Les symptômes n’apparaissent que plusieurs années après l’infestation, sous forme de sensation de masse abdominale comprimant les organes de voisinage (pesanteur gastrique, ictère). Le diagnostic est basé sur l’échographie (images de lacunes hépatiques), la radiographie et le sérodiagnostic.
Le seul traitement efficace est l’exérèse chirurgicale du ou des kystes. Le traitement au long cours ne peut être qu’un complément en cas de kyste inopérable. La prophylaxie consistant à traiter tous les chiens est illusoire, surtout en pays d’élevage ovin.

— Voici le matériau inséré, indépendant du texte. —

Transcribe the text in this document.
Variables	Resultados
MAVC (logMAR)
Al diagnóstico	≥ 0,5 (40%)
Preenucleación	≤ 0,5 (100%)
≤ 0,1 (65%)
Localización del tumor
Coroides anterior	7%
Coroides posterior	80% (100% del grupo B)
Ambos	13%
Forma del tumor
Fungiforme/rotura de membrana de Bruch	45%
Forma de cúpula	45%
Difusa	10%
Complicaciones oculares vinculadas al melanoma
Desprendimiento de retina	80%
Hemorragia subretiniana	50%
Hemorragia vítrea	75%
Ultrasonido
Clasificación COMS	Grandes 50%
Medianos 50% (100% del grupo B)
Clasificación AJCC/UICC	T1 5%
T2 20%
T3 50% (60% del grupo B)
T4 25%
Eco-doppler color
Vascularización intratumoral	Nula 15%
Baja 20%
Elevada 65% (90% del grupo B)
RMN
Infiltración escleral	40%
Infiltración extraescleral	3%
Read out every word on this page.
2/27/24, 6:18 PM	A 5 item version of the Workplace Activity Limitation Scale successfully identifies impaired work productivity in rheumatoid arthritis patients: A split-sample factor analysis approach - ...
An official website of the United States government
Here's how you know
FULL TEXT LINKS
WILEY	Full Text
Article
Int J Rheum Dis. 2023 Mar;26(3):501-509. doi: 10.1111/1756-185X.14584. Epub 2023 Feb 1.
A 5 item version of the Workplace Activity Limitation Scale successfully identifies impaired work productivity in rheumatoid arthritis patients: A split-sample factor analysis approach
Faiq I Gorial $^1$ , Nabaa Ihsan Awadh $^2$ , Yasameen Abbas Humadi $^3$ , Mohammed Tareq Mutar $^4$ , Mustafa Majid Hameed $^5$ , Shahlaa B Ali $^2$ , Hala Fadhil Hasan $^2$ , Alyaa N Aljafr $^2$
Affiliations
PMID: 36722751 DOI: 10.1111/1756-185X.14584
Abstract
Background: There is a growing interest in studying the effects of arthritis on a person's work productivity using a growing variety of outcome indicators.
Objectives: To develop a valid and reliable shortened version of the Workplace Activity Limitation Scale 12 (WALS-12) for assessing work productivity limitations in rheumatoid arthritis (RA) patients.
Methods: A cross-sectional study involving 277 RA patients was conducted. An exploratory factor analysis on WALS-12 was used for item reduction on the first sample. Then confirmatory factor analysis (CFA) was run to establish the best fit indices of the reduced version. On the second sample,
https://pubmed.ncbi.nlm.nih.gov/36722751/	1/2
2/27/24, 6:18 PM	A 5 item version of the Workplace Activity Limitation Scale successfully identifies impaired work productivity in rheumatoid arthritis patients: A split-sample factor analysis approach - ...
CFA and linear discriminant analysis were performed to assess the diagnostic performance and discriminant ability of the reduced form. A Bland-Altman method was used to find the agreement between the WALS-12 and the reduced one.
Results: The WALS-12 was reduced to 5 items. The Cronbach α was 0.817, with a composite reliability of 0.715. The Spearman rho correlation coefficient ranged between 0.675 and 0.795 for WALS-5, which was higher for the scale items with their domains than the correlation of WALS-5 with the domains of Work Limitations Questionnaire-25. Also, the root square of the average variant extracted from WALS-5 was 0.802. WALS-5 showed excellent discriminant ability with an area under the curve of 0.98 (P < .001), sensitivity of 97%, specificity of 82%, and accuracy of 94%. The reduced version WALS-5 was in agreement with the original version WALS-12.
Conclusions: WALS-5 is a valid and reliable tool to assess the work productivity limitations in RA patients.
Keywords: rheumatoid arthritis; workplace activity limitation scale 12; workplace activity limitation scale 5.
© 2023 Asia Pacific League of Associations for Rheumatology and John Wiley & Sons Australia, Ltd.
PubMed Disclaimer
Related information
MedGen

2. Echinococcose alvéolaire

L’échinococcose alvéolaire est due au développement chez l’homme de la forme larvaire du taenia du renard Echinococcus multilocularis. Le tænia éparpille dans la nature les embryophores avec les excréments. Les petits rongeurs s’infestent par ingestion des baies sauvages et graines contaminées. Le parasite gagne le foie où il forme de nombreuses cavités et tue le rongeur qui est alors dévoré par le renard.
L’homme s’infeste par ingestion de fruits ramassés dans la nature et situés à moins de 1 m de hauteur. La larve va gagner le foie où il forme de très nombreuses cavités de diverses tailles, donnant l’aspect, en coupe, de tranche de pain (Figure 8).

Figure 8 : echinococcose alvéolaire (coupe de foie)

Les symptômes sont tardifs (sensation de pesanteur abdominale, ictère). Le diagnostic est établi par l’échographie et le sérodiagnostic.
Le seul traitement vraiment efficace est la transplantation hépatique.

3. Cysticercose

La cysticercose est la localisation dans l’organisme humaine de la forme larvaire (cysticerque) du Tænia solium. Les larves traversent l’estomac du patient, puis diffusent dans tous les organes en plusieurs semaines ou mois. Les lieux de prédilection sont les muscles (souvent avec peu de signes), l’œil (exophtalmie unilatérale) ou le cerveau (syndrome déficitaire, aphasie, épilepsie).
Le diagnostic est établi sur l’aspect clinique, les images échographiques ou radiologie (avec multiples images lacunaires), et le sérodiagnostic. Le traitement est essentiellement symptomatique, parfois associé au praziquantel pendant plusieurs mois, quand l’infestation est relativement récente.